Nous avons constaté, dans le cadre des négociations collectives, que les revalorisations, qui étaient en moyenne de 1,5 % par an entre 2014 et 2020, sont passées à 1,9 % en 2021 et se situent aujourd'hui entre 2,5 et 3 %. Nous voyons bien que l'effet inflationniste a des conséquences sur le niveau des branches. Nous avons choisi de ne pas indexer les paliers des branches sur le SMIC, considérant que le dialogue social devait permettre des différences de revalorisation entre paliers. Nous avons laissé aux partenaires sociaux le soin de cette discussion, même si nous la suivons de très près – je préside, comme ma prédécesseure Élisabeth Borne, le comité de suivi des négociations salariales.

Pas moins de 4 millions de personnes ont perçu la PEPA depuis sa création. Nous proposons d'instaurer une prime de partage de la valeur (PPV), dont le montant pourra aller jusqu'à 3 000 euros, et jusqu'à 6 000 euros lorsqu'un dispositif d'intéressement sera mis en œuvre par l'entreprise. Premier dispositif : cette prime sera totalement défiscalisée pour les salariés qui perçoivent moins de 3 SMIC. Suivant l'avis du Conseil d'État, nous avons prévu que ce dispositif serait temporaire et prendrait fin au 31 décembre 2023. Nous introduisons une nouveauté, le fractionnement, en précisant, pour éviter tout effet d'éviction du salaire, qu'il ne peut s'agir de mensualisation.

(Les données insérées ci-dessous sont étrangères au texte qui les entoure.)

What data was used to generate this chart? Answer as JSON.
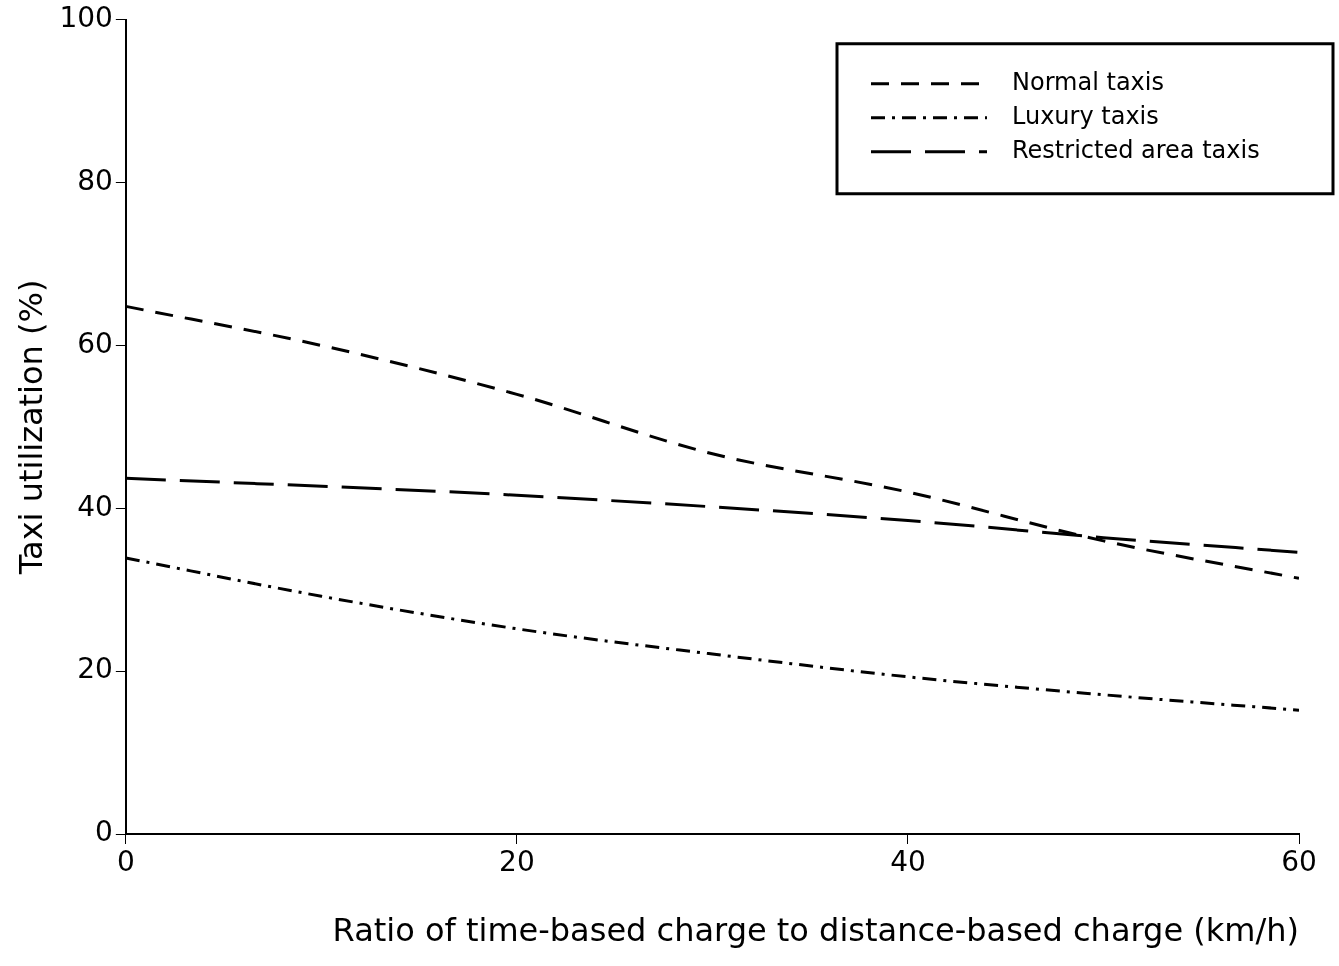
{
  "chart_data": {
    "type": "line",
    "xlabel": "Ratio of time-based charge to distance-based charge (km/h)",
    "ylabel": "Taxi utilization (%)",
    "xlim": [
      0,
      60
    ],
    "xticks": [
      0,
      20,
      40,
      60
    ],
    "ylim": [
      0,
      100
    ],
    "yticks": [
      0,
      20,
      40,
      60,
      80,
      100
    ],
    "grid": false,
    "legend": "top right",
    "marker": "none",
    "series": [
      {
        "name": "Normal taxis",
        "color": "#000000",
        "line_style": "dashed",
        "x": [
          0,
          10,
          20,
          30,
          40,
          50,
          60
        ],
        "values": [
          64.8,
          60,
          54,
          46.7,
          42,
          36,
          31.4
        ]
      },
      {
        "name": "Luxury taxis",
        "color": "#000000",
        "line_style": "dashdot",
        "x": [
          0,
          10,
          20,
          30,
          40,
          50,
          60
        ],
        "values": [
          33.9,
          29.2,
          25.2,
          22.1,
          19.3,
          17.1,
          15.2
        ]
      },
      {
        "name": "Restricted area taxis",
        "color": "#000000",
        "line_style": "longdash",
        "x": [
          0,
          20,
          40,
          50,
          60
        ],
        "values": [
          43.7,
          41.6,
          38.5,
          36.4,
          34.6
        ]
      }
    ]
  }
}
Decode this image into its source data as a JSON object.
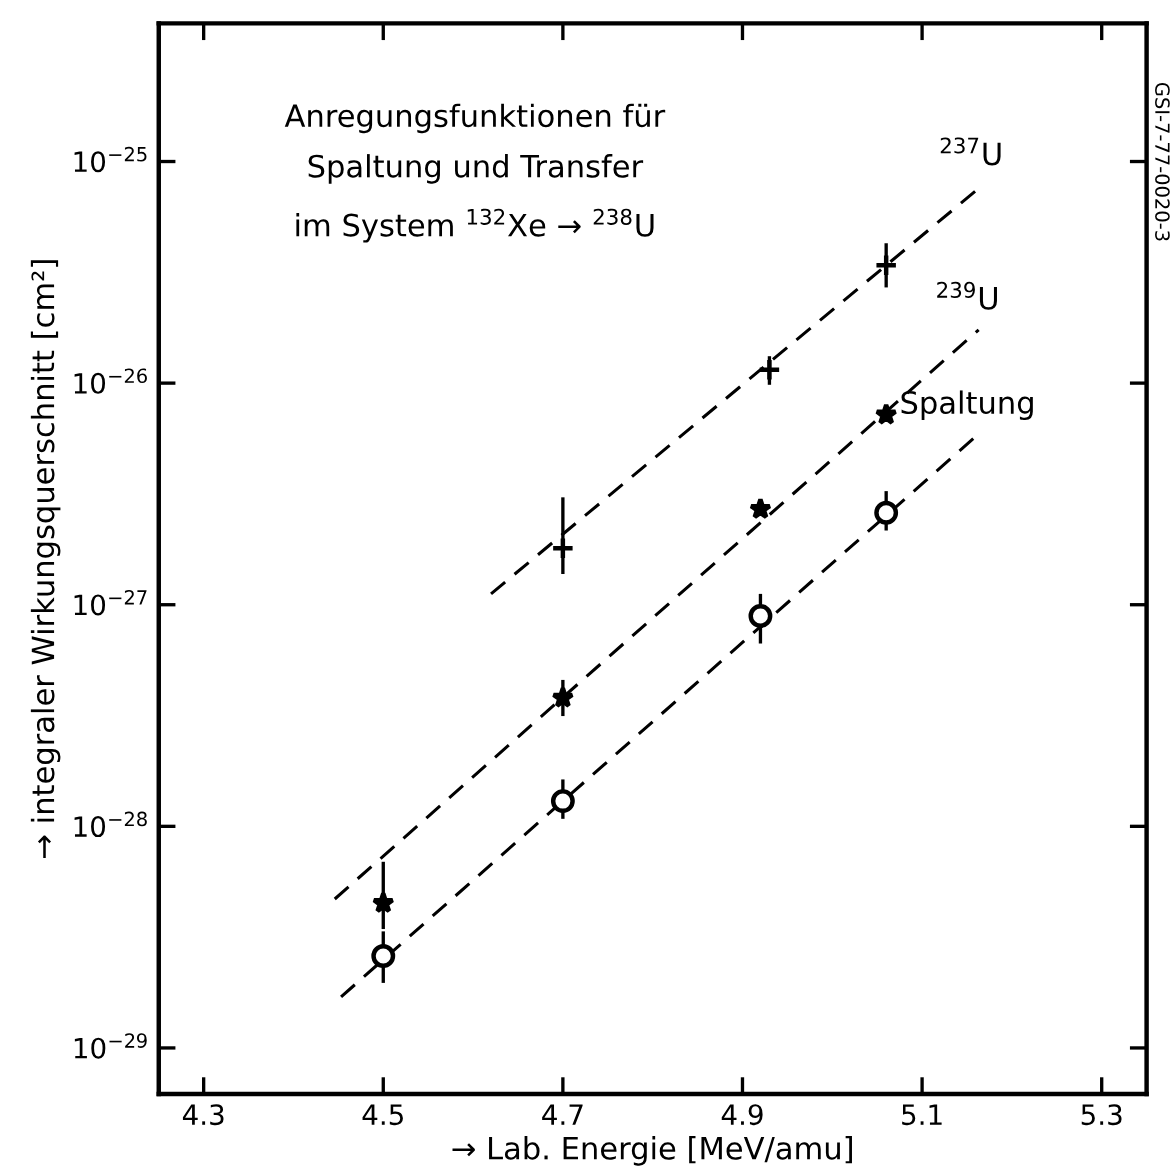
{
  "chart_data": {
    "type": "scatter",
    "title": "Anregungsfunktionen für\nSpaltung und Transfer\nim System $^{132}$Xe → $^{238}$U",
    "xlabel": "→ Lab. Energie [MeV/amu]",
    "ylabel": "→ integraler Wirkungsquerschnitt [cm²]",
    "annotations": [
      "GSI-7-77-0020-3"
    ],
    "log": "y",
    "grid": false,
    "legend": false,
    "xlim": [
      4.25,
      5.35
    ],
    "xticks": [
      4.3,
      4.5,
      4.7,
      4.9,
      5.1,
      5.3
    ],
    "ylim": [
      6.2e-30,
      4.2e-25
    ],
    "yticks": [
      {
        "value": 1e-29,
        "label": "10$^{−29}$"
      },
      {
        "value": 1e-28,
        "label": "10$^{−28}$"
      },
      {
        "value": 1e-27,
        "label": "10$^{−27}$"
      },
      {
        "value": 1e-26,
        "label": "10$^{−26}$"
      },
      {
        "value": 1e-25,
        "label": "10$^{−25}$"
      }
    ],
    "series": [
      {
        "name": "$^{237}$U",
        "type": "line",
        "color": "#000000",
        "line_style": "dashed",
        "marker": "none",
        "x": [
          4.62,
          5.167
        ],
        "values": [
          1.12e-27,
          7.8e-26
        ]
      },
      {
        "name": "$^{239}$U",
        "type": "line",
        "color": "#000000",
        "line_style": "dashed",
        "marker": "none",
        "x": [
          4.446,
          5.163
        ],
        "values": [
          4.7e-29,
          1.74e-26
        ]
      },
      {
        "name": "Spaltung",
        "type": "line",
        "color": "#000000",
        "line_style": "dashed",
        "marker": "none",
        "x": [
          4.453,
          5.163
        ],
        "values": [
          1.7e-29,
          5.9e-27
        ]
      },
      {
        "color": "#000000",
        "marker": "cross",
        "x": [
          4.7,
          4.93,
          5.06
        ],
        "values": [
          1.8e-27,
          1.15e-26,
          3.4e-26
        ],
        "errors": [
          [
            1.4e-27,
            3e-27
          ],
          [
            1e-26,
            1.3e-26
          ],
          [
            2.75e-26,
            4.2e-26
          ]
        ]
      },
      {
        "color": "#000000",
        "marker": "star",
        "x": [
          4.5,
          4.7,
          4.92,
          5.06
        ],
        "values": [
          4.5e-29,
          3.8e-28,
          2.7e-27,
          7.2e-27
        ],
        "errors": [
          [
            3.5e-29,
            6.8e-29
          ],
          [
            3.2e-28,
            4.5e-28
          ],
          null,
          null
        ]
      },
      {
        "color": "#000000",
        "marker": "circle",
        "x": [
          4.5,
          4.7,
          4.92,
          5.06
        ],
        "values": [
          2.6e-29,
          1.3e-28,
          8.9e-28,
          2.6e-27
        ],
        "errors": [
          [
            2e-29,
            3.3e-29
          ],
          [
            1.1e-28,
            1.6e-28
          ],
          [
            6.8e-28,
            1.1e-27
          ],
          [
            2.2e-27,
            3.2e-27
          ]
        ]
      }
    ]
  }
}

Second dispositif : les autres salariés, à partir de 3 SMIC, seront eux aussi exonérés de cotisations salariales mais le régime fiscalo-social de la PPV sera aligné sur celui de l'intéressement et de la participation. Cela répond à la crainte, exprimée par certains, d'une « cannibalisation » des dispositifs d'intéressement. Je veux dire ici que l'intéressement est un outil qui nous convient et que nous poussons : il a représenté 21 milliards d'euros l'année dernière, soit un gain moyen de 1 000 euros par salarié concerné. Nous sommes loin, là encore, de mesures qui pourraient être considérées comme dérisoires. Ainsi que l'a proposé le Conseil d'État, ce second dispositif sera pérenne.

La suppression totale du taux majoré de CSG représenterait un coût de 3,5 milliards d'euros, d'où notre avis défavorable.

Quant aux heures supplémentaires, nous sommes ouverts à une discussion sur le plafond en deçà duquel la défiscalisation peut s'appliquer, ainsi qu'à des outils permettant d'améliorer le dispositif de défiscalisation et d'exonération de cotisations. En revanche, une défiscalisation et une désocialisation totales seraient coûteuses – 5,8 milliards d'euros, dont 5,5 milliards de cotisations patronales, de CSG et de CRDS – et il faut rester raisonnable du point de vue budgétaire. Voilà qui laisse un peu d'espace pour la discussion.

Je veux dire à celles et ceux qui nous ont interrogés sur les mesures de soutien au pouvoir d'achat déjà prises depuis le début de l'année que leur montant dépasse 30 milliards d'euros, dont 13 milliards pour le bouclier énergétique, 6,7 milliards de revalorisation des prestations sociales et des pensions et 5 milliards d'aides au carburant.

M. Turquois s'est inquiété du calcul du taux d'assujettissement à la CSG et du franchissement des seuils qui le déterminent en conséquence de la revalorisation des pensions de retraite. Si on revalorise celles-ci en 2022, la prise en compte du nouveau niveau de pension pour la définition du taux de CSG auquel le retraité est assujetti interviendra en 2024, puisque ce sont les revenus de l'année n‑2 qui servent à calculer ce taux. Or, d'ici à 2024, les seuils qui déterminent le taux seront revalorisés au même rythme que l'inflation. Dans la mesure où la revalorisation des retraites est elle aussi calée sur le rythme de l'inflation, l'évolution des seuils au même rythme prémunit tout retraité d'un franchissement de seuil dû à la revalorisation des pensions que nous vous proposons.

Je m'excuse par avance auprès de ceux à qui je n'aurais pas répondu, mais le débat en séance nous permettra de revenir sur les différents points qui ont été évoqués.